Review Questions

Privatisation

Question 9.1

In the text we considered various objectives of privatisation. They were mainly concerned with achieving different types of ‘efficiency’. These were

  1. Technical efficiency.

  2. Productive efficiency.

  3. Economic efficiency.

    Technical efficiency is producing the maximum quantity of output with given inputs. Productive efficiency is producing a given output at lowest cost. An operation can be technically efficient without being productively efficient. One hundred per cent productive efficiency on the other hand would imply perfect technical efficiency. Economic efficiency requires prices which represent the extra costs incurred by people (both internal and external) in the production of more output.

    These types of efficiency are not the only objectives which governments may have been pursuing. In addition, privatisation has been used in the following ways:

  4. To raise revenue for the government.

  5. To increase the number of small shareholders for political and social reasons.

  6. To encourage employees to hold shares in the companies for which they work in the interests of industrial harmony and the convergence of objectives between managers and the workforce.

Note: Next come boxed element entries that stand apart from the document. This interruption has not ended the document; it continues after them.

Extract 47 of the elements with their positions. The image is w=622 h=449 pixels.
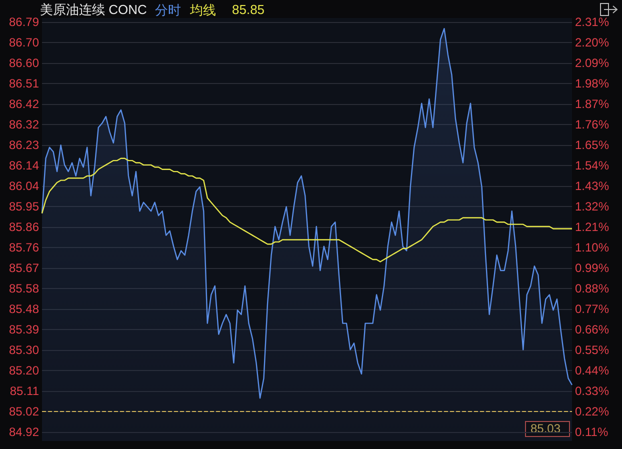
y-tick-label: 85.48 [8,302,40,316]
y-tick-label: 85.67 [8,261,40,276]
y2-tick-label: 0.11% [575,425,608,440]
y-tick-label: 86.60 [8,56,40,70]
y2-tick-label: 0.88% [575,282,610,296]
y2-tick-label: 1.21% [575,220,610,234]
y2-tick-label: 2.31% [575,14,610,29]
y2-tick-label: 1.98% [575,76,610,90]
y2-tick-label: 0.66% [575,322,610,337]
y-tick-label: 86.70 [8,35,40,50]
chart-title: 美原油连续 CONC [40,2,147,17]
y-tick-label: 85.39 [8,322,40,337]
y-tick-label: 84.92 [8,425,40,440]
y-tick-label: 85.76 [8,240,40,255]
y-tick-label: 85.86 [8,220,40,234]
y-tick-label: 86.14 [8,158,40,173]
y-tick-label: 85.20 [8,364,40,378]
y-tick-label: 86.04 [8,179,40,194]
y-tick-label: 86.79 [8,14,40,29]
y-tick-label: 86.32 [8,117,40,132]
y2-tick-label: 1.10% [575,240,610,255]
y-tick-label: 85.11 [10,384,40,398]
y-tick-label: 85.02 [8,404,40,419]
y2-tick-label: 0.44% [575,364,610,378]
y-tick-label: 86.42 [8,97,40,112]
y2-tick-label: 2.09% [575,56,610,70]
text: 均线 [189,2,216,18]
y2-tick-label: 1.76% [575,117,610,132]
y2-tick-label: 1.54% [575,158,610,173]
y-tick-label: 85.95 [8,200,40,214]
y2-tick-label: 1.65% [575,138,610,152]
text: 分时 [155,2,181,18]
y2-tick-label: 0.77% [575,302,610,316]
y-tick-label: 86.23 [8,138,40,152]
y2-tick-label: 0.55% [575,343,610,358]
text: 85.85 [232,2,265,17]
y2-tick-label: 0.99% [575,261,610,276]
y-tick-label: 86.51 [8,76,40,91]
y-tick-label: 85.30 [8,343,40,358]
y2-tick-label: 1.43% [575,179,610,194]
y2-tick-label: 0.22% [575,404,610,419]
y2-tick-label: 0.33% [575,384,610,398]
y2-tick-label: 1.32% [575,200,610,214]
y2-tick-label: 2.20% [575,35,610,50]
line-series [41,158,573,262]
y2-tick-label: 1.87% [575,96,610,111]
y-tick-label: 85.58 [8,282,40,296]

In what ways do objectives (i) to (vi) conflict with one another? Give examples from recent privatisations.

Answer


Question 9.2

The government has created a number of electricity generating companies independent of the distribution parts of the electricity industry. It has privatised the generation and distribution companies separately. Government policy has therefore produced a vertically disintegrated structure for the electricity supply industry. What contractual difficulties will this structure cause generators and distributors?

Answer


Liberalisation

Question 9.3

Contracting out of services is designed to give incentives for greater productive efficiency. As an example of the problems encountered in assessing whether gains have been achieved, consider the following case.

A local service is provided ‘in-house’. There are two inputs – labour and capital. Employment is 100 and the wage is 100 per unit time. The cost of capital over the same time period (interest plus depreciation) is 1000.

Now suppose the service is contracted out. It is observed that employment falls to 60, the wage level is unchanged but capital costs per time period rise to 4000. This rise in capital costs is not the result of higher interest rates being faced by a private company but of extra investment in capital equipment. Output is unchanged.

  1. Has productive efficiency increased and is it possible to tell if technical efficiency has improved?

    Suppose that the results of contracting out were different. Employment falls to 60 and capital costs increase to 4000 but the wage rate falls to 75. Output is still unchanged.

  2. Has productive efficiency increased as a result of contracting out?